Bordel. De quoi pourrais-je la punir ? De dessert ? Non, j'ai toujours eu horreur de ce genre de punition. Un dessert est important. Je préfère que mon enfant mange que la priver.

— De sortie, terminé-je avant de me reprendre. Ah non, tu ne sors déjà pas. Bah...

Je me tais. Que puis-je trouver ? Michelle est une adolescente sans souci. Son mensonge me surprend et mérite d'être puni. Mais elle est si... Jamais elle n'en est arrivée à ce point pour simplement jouer.

— De tablette pendant une semaine ? me propose-t-elle penaude.

Je lève les yeux au ciel. C'est beaucoup trop long pour si peu.

— Non, j'ai trouvé ! De télé vendredi soir. La prochaine fois, demande-moi.

J'entreprends de quitter sa chambre. Dos à elle, je me stoppe et fais volte-face. Elle est déjà tournée vers son écran, les doigts au-dessus de son clavier.

— Michelle ?

Ses épaules dénudées s'affaissent. Elle porte un top rouge et un jean noir. Ses cheveux blonds tombent en cascade sur ses épaules. Elle m'adresse un regard agacé.

— Oui ?

— Pensais-tu que je te refuserais de jouer avec ton ami ? Vraiment ?

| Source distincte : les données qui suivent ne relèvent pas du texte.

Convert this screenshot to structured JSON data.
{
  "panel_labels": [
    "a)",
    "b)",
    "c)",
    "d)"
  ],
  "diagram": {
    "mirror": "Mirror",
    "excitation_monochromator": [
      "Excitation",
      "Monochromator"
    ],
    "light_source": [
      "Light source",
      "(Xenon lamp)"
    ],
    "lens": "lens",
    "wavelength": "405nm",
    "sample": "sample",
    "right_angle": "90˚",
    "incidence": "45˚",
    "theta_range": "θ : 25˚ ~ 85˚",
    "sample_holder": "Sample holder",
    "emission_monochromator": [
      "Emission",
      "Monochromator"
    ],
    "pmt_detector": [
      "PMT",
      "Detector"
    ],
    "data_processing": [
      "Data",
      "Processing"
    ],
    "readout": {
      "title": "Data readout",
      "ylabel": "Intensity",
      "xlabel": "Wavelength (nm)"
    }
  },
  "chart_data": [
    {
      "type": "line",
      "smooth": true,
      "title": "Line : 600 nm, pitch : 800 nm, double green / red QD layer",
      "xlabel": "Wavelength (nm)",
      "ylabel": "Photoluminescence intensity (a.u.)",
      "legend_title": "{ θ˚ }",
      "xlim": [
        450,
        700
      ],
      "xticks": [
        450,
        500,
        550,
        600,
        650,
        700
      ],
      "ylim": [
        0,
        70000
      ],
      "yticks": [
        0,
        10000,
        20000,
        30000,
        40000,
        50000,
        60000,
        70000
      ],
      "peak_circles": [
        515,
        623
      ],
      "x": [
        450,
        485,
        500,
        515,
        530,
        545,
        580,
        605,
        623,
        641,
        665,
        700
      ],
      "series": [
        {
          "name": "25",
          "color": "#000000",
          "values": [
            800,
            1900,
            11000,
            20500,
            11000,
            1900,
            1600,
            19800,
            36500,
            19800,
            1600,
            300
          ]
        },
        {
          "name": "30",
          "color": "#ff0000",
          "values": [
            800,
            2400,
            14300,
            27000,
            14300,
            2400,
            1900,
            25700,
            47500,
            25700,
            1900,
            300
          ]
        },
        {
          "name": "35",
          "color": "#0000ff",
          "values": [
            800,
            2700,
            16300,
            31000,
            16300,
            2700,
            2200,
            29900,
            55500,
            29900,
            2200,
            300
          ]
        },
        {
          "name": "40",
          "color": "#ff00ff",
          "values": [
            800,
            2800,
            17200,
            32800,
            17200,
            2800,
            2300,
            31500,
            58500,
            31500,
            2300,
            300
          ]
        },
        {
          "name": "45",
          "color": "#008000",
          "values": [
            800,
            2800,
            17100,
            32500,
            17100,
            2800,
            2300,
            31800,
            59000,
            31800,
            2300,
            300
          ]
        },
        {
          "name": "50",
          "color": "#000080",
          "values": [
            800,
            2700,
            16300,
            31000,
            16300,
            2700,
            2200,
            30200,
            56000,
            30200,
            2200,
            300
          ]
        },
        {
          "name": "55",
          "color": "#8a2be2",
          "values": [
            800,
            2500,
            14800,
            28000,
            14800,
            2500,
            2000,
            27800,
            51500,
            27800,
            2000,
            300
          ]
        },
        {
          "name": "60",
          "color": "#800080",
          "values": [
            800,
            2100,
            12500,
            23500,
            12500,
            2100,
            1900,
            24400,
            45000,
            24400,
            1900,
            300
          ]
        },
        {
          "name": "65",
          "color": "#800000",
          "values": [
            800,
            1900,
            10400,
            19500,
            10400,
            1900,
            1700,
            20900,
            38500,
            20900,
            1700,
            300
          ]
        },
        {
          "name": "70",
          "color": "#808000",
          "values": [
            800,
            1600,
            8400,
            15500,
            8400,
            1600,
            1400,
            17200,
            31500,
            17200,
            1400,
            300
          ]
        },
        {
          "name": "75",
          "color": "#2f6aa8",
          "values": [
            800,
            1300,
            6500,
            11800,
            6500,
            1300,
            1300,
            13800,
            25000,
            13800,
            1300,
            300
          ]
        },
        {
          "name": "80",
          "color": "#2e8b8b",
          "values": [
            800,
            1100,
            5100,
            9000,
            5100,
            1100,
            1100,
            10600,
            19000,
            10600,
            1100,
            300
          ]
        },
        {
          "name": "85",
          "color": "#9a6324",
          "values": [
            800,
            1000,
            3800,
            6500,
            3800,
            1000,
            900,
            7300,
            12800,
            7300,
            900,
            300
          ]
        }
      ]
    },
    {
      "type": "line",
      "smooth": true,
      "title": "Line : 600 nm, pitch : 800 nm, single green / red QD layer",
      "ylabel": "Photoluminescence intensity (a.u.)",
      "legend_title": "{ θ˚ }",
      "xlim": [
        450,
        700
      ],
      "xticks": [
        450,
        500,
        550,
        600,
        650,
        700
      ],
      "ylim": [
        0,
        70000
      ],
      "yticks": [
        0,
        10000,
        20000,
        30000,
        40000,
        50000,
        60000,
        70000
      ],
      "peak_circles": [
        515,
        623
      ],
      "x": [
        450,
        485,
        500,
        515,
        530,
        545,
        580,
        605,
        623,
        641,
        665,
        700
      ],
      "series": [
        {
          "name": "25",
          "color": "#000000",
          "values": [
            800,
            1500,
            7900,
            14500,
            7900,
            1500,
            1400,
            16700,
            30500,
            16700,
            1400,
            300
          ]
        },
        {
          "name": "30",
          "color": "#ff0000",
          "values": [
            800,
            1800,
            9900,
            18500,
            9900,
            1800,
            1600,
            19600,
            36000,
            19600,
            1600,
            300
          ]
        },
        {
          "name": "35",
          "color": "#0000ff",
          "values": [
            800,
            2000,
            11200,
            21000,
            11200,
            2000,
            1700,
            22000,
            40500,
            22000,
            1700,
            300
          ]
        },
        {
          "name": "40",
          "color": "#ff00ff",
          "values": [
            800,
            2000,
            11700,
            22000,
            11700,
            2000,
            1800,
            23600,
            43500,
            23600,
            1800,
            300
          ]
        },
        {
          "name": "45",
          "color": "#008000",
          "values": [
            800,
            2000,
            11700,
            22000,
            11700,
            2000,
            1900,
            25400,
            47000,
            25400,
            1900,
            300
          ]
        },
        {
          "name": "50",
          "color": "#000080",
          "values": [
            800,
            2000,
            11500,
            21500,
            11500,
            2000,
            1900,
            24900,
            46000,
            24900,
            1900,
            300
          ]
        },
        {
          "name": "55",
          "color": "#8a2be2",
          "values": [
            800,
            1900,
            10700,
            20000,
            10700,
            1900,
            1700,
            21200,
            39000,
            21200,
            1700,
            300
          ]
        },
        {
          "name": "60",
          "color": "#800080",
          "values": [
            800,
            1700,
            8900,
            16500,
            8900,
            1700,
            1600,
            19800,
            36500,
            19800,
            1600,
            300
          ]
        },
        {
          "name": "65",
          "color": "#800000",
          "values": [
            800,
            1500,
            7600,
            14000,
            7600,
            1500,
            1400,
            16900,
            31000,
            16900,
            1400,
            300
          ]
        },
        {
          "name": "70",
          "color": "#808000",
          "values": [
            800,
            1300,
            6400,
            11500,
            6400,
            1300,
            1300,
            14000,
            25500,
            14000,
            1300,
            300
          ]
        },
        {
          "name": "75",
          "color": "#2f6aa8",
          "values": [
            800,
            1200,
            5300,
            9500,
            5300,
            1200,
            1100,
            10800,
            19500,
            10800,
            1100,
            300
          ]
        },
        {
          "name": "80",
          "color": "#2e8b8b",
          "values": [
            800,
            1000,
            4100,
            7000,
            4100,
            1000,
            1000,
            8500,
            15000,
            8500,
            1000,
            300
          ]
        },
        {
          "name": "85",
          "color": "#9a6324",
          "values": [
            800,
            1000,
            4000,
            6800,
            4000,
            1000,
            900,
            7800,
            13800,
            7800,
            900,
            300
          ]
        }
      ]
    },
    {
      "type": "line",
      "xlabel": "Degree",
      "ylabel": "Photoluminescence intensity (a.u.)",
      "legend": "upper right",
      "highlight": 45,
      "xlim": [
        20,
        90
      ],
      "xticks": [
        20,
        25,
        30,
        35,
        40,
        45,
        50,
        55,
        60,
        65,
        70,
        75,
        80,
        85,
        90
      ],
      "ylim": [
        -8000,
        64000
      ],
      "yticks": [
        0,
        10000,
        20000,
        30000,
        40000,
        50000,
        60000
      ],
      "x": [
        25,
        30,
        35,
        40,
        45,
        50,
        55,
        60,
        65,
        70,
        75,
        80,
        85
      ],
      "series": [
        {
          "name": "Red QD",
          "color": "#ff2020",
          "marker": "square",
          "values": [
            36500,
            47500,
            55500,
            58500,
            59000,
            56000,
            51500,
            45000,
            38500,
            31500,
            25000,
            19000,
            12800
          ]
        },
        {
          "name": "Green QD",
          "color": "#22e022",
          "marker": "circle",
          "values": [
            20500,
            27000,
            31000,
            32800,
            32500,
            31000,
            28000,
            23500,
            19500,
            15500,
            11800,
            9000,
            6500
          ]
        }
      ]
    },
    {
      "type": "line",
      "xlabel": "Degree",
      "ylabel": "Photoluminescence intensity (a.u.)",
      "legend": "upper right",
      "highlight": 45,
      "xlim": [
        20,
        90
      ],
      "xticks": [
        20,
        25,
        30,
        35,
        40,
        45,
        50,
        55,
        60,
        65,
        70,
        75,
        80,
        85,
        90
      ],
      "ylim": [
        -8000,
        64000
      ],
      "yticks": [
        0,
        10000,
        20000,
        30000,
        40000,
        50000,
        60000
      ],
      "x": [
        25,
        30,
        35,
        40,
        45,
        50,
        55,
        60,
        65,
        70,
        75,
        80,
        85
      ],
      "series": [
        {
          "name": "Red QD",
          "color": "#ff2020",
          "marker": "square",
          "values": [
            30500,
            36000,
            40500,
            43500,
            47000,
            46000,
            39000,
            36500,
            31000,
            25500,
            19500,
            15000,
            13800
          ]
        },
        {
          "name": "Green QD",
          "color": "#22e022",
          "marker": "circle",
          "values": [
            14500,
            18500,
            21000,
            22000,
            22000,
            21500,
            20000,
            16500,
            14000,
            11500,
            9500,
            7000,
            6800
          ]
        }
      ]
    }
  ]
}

Sa grimace confirme mes doutes. Comment a-t-elle pu imaginer ça ? J'aurais accepté sans hésiter. Surtout à ce jeu-là. Certes, lorsque le joueur est imposteur il doit tuer ses camarades, mais le graphisme est enfantin. Je serais idiot de lui refuser d'y jouer alors que je lui ai acheté pour ça !

— Pourquoi... pourquoi suis-je obligée de te demander ? s'emporte-t-elle furieuse. Les autres jouent quand ils veulent ! Alors que moi, je dois te demander si je peux allumer mon ordi pour mes devoirs !

— Tu n'es pas « les autres » !

Oh, la phrase clichée que tout parent dit à son enfant ! Je n'y ai pas échappé. Même Michelle se renfrogne en l'entendant.

— Papa ! Il faut que tu comprennes que je suis grande ! Je n'ai plus à être surveillée comme une enfant.

Je suis sans mot. Michelle m'a mouché. Il y a tellement de raisons qui me poussent à tant de contrôle. En tant que parent d'une jeune femme, internet m'effraie. Beaucoup de personnes mal intentionnées y sont. Je m'en voudrais de ne pas la protéger.

Cependant, je comprends ma fille. C'est même normal qu'elle désire utiliser son ordinateur lorsqu'elle le souhaite. Je crains pourtant que si j'accepte, elle y aille tout le temps, même la nuit. Et ça, c'est hors de question !

— Je sais, ma puce. Je te jure de faire plus d'efforts. Bon jeu avec ton ami.

Soulagée, elle m'envoie un grand sourire.

Dans le couloir. Je prends le temps de réfléchir. La punition est certes idiote, mais mes pensées sont embrouillées. Qui est ce Robin avec qui elle joue et semble bien rire ? Des milliards de questions se bousculent dans ma tête. Vu que les réponses ne seront pas pour aujourd'hui, je décide de rejoindre ma femme.